Biarlah, ... mereka bawa kitab yang tidak berisi apa-apa, kosong, pungkas Ki Dawan sambil menenangkan Ratri yang masih marah, jengkel serta menyesal jadi satu.
Maksudnya Ki? Terkejut dan terheran Ratri mendengar jawaban Ki Dawan.
Sementara itu, kelima penyusup itu telah menjauh dari dalam hutan, begitu dirasa cukup aman, salah seorang yang merupakan pimpinan kelompok itu menghentikan langkah sambil mengatur nafas yang memburu, terlebih lagi telinga mereka masih berdenging akibat suara yang dilontarkan berbarengan dengan tenaga dalam tadi. Benar-benar satu pertunjukkan tenaga dalam meski hanya lewat suara yang sangat mumpuni batin mereka. Tunjung Dupa, ketua kelompok itu meraba dalam balik bajunya, dengan senang dikeluarkannya selongsong bambu hasil jarahan di padepokan tadi. Meski sempat alot bertempur dengan salah seorang murid padepokan dan mengakibatkan beberapa kawannya terkapar sekaligus babak belur, tapi malam ini tugasnya mengambil sebuah kitab yang istimewa di dunia persilatan tanah jawa berhasil. Senyumnya lebar, tergambar jelas banyaknya hadiah yang akan diberikan atas keberhasilannya kali ini. Mereka berlima sama-sama terkekeh dan menampakkan wajah puas.

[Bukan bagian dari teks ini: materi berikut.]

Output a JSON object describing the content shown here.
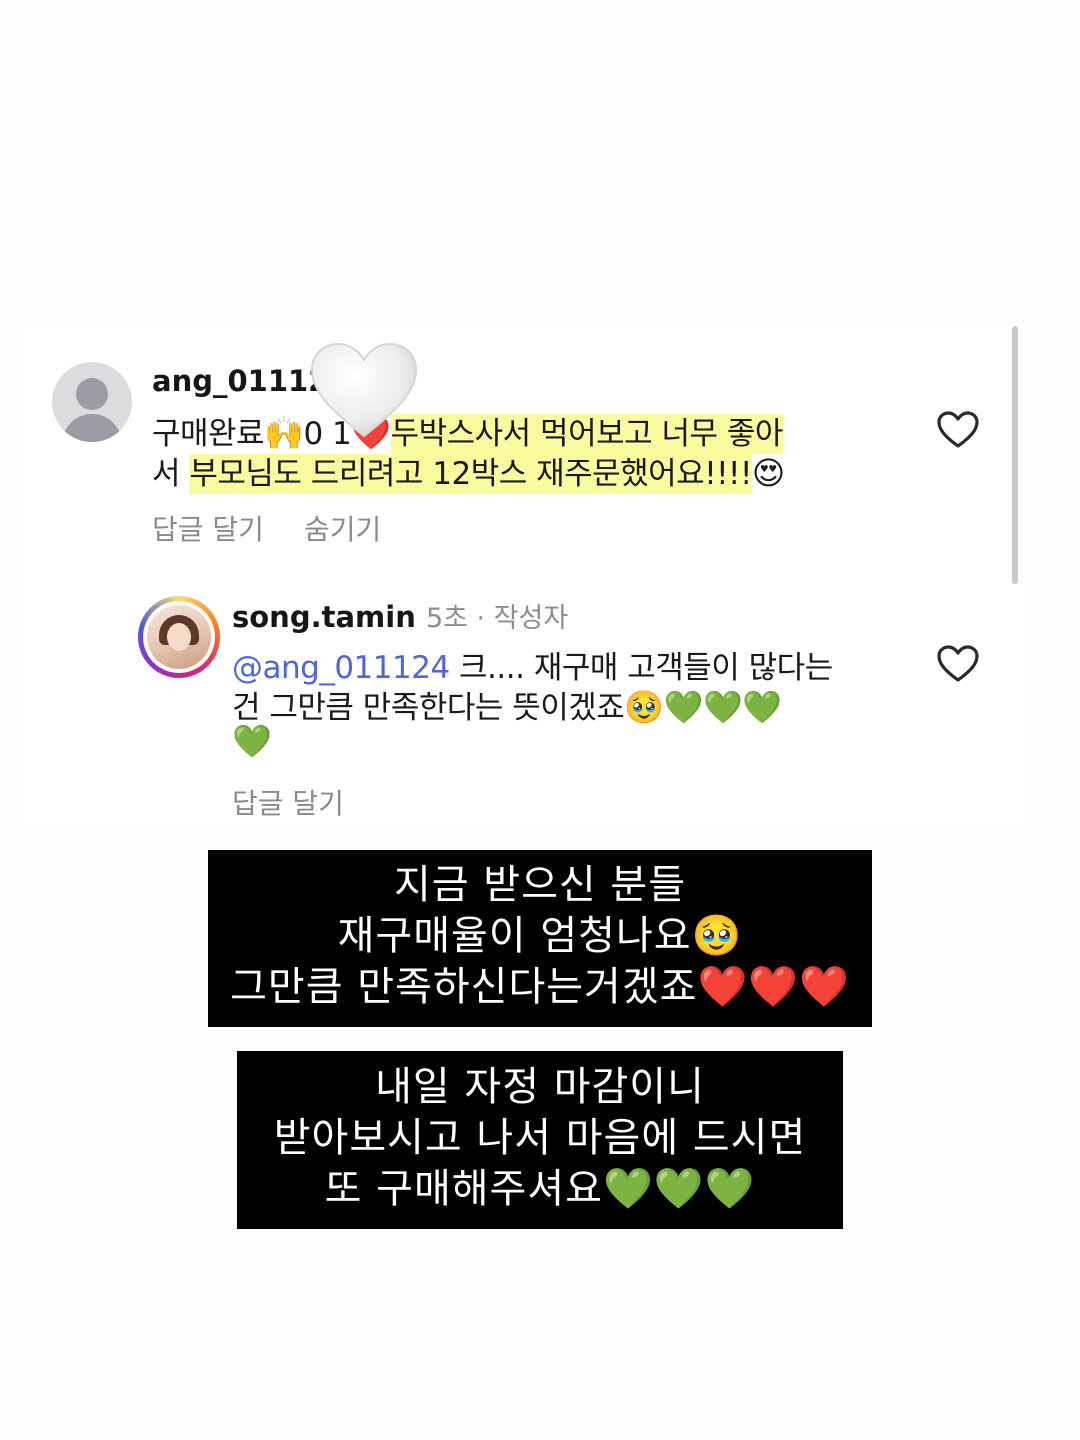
{
  "comment1": {
    "username": "ang_01112",
    "line1_plain": "구매완료",
    "line1_emoji1": "🙌",
    "line1_partial": "0 1",
    "line1_heart": "❤️",
    "line1_highlight": "두박스사서 먹어보고 너무 좋아",
    "line2_start": "서 ",
    "line2_highlight": "부모님도 드리려고 12박스 재주문했어요!!!!",
    "line2_emoji": "😍",
    "reply_label": "답글 달기",
    "hide_label": "숨기기"
  },
  "comment2": {
    "username": "song.tamin",
    "meta": "5초 · 작성자",
    "mention": "@ang_011124",
    "line1_rest": " 크.... 재구매 고객들이 많다는",
    "line2": "건 그만큼 만족한다는 뜻이겠죠",
    "line2_emojis": "🥹💚💚💚",
    "line3_emoji": "💚",
    "reply_label": "답글 달기"
  },
  "overlay1": {
    "row1": "지금  받으신  분들",
    "row2": "재구매율이  엄청나요",
    "row2_emoji": "🥹",
    "row3": "그만큼  만족하신다는거겠죠",
    "row3_emoji": "❤️❤️❤️"
  },
  "overlay2": {
    "row1": "내일  자정  마감이니",
    "row2": "받아보시고  나서  마음에  드시면",
    "row3": "또  구매해주셔요",
    "row3_emoji": "💚💚💚"
  },
  "icons": {
    "like_icon": "heart-outline-icon",
    "decor_icon": "white-heart-icon"
  }
}
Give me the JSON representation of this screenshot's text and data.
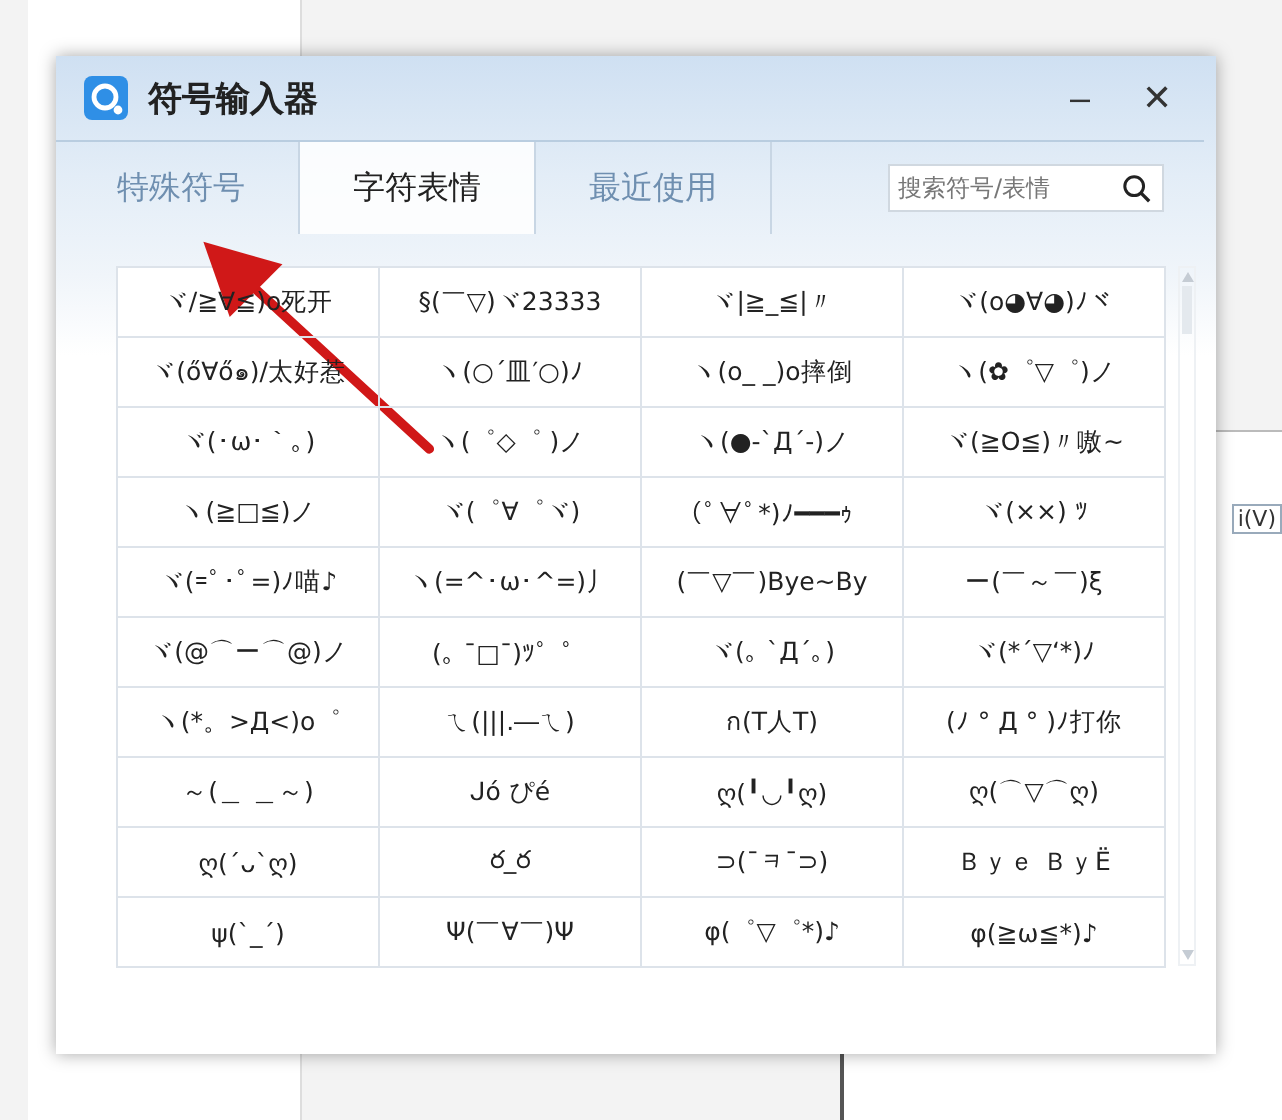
{
  "window": {
    "title": "符号输入器",
    "minimize": "–",
    "close": "✕"
  },
  "tabs": [
    {
      "label": "特殊符号",
      "selected": false
    },
    {
      "label": "字符表情",
      "selected": true
    },
    {
      "label": "最近使用",
      "selected": false
    }
  ],
  "search": {
    "placeholder": "搜索符号/表情"
  },
  "grid": {
    "rows": [
      [
        "ヾ/≧∀≦)o死开",
        "§(￣▽)ヾ23333",
        "ヾ|≧_≦|〃",
        "ヾ(o◕∀◕)ﾉヾ"
      ],
      [
        "ヾ(ő∀ő๑)/太好惹",
        "ヽ(○´皿′○)ﾉ",
        "ヽ(o_ _)o摔倒",
        "ヽ(✿゜▽゜)ノ"
      ],
      [
        "ヾ(･ω･｀｡)",
        "ヽ(゜◇゜ )ノ",
        "ヽ(●-`Д´-)ノ",
        "ヾ(≧O≦)〃嗷~"
      ],
      [
        "ヽ(≧□≦)ノ",
        "ヾ(゜∀゜ヾ)",
        "(ﾟ∀ﾟ*)ﾉ━━━ｩ",
        "ヾ(××) ﾂ"
      ],
      [
        "ヾ(=ﾟ･ﾟ=)ﾉ喵♪",
        "ヽ(=^･ω･^=)丿",
        "(￣▽￣)Bye~By",
        "ー(￣～￣)ξ"
      ],
      [
        "ヾ(@⌒ー⌒@)ノ",
        "(｡ ¯□¯)ﾂ゜゜",
        "ヾ(｡ `Д´｡)",
        "ヾ(*´▽‘*)ﾉ"
      ],
      [
        "ヽ(*。>Д<)o゜",
        "ㄟ(|||.―ㄟ)",
        "ก(T人T)",
        "(ﾉ ° Д ° )ﾉ打你"
      ],
      [
        "～(＿ ＿～)",
        "ᒍó ぴé",
        "ღ(╹◡╹ღ)",
        "ღ(⌒▽⌒ღ)"
      ],
      [
        "ღ(´ᴗ`ღ)",
        "ర_ర",
        "⊃(¯ᆿ¯⊃)",
        "Ｂｙｅ ＢｙË"
      ],
      [
        "ψ(ˋ_ˊ)",
        "Ψ(￣∀￣)Ψ",
        "φ(゜▽゜*)♪",
        "φ(≧ω≦*)♪"
      ]
    ]
  },
  "background": {
    "fragment": "i(V)"
  }
}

Selongsong bambu yang diambilnya dengan susah payah adalah jalan kemakmuran gerombolan mereka, yang selama ini sudah bosan hidup mencoleng dan memeras para rakyat atas suruhan para akuwu-akuwu yang kaya raya itu. Tunjung Dupa menginginkan hidupnya kaya raya dan terhormat, seperi kala ia mengabdi menjadi salah satu nalapraja di wilayah Singhasari dahulu. Kejatuhan Singhasari membuat hidupnya berubah total akibat perang saudara yang berkepanjangan. Dari seorang nalapraja yang dihormati dan hidup berkecukupan, sekarang dia harus hidup menjadi pencoleng dan pemeras. Sebuah pilihan hidup yang tidak pernah diimpikannya.
Mendadak wajahnya pucat pasi tatkala memegang dan menimang selongsong bambu itu, terasa ringan ditangan. Dicoba digoncangkannya, kosong tidak ada bunyi apapun. Guna memastikan, Tunjung Dupa mencabut sumbat pada salah satu ujung selongsong. Dengan dibantu nyala suluh dari anak buahnya, gemetar dia kala melongok ke dalam selongsog yang kosong itu.
Sialan...! Brengsek! Umpatnya keras.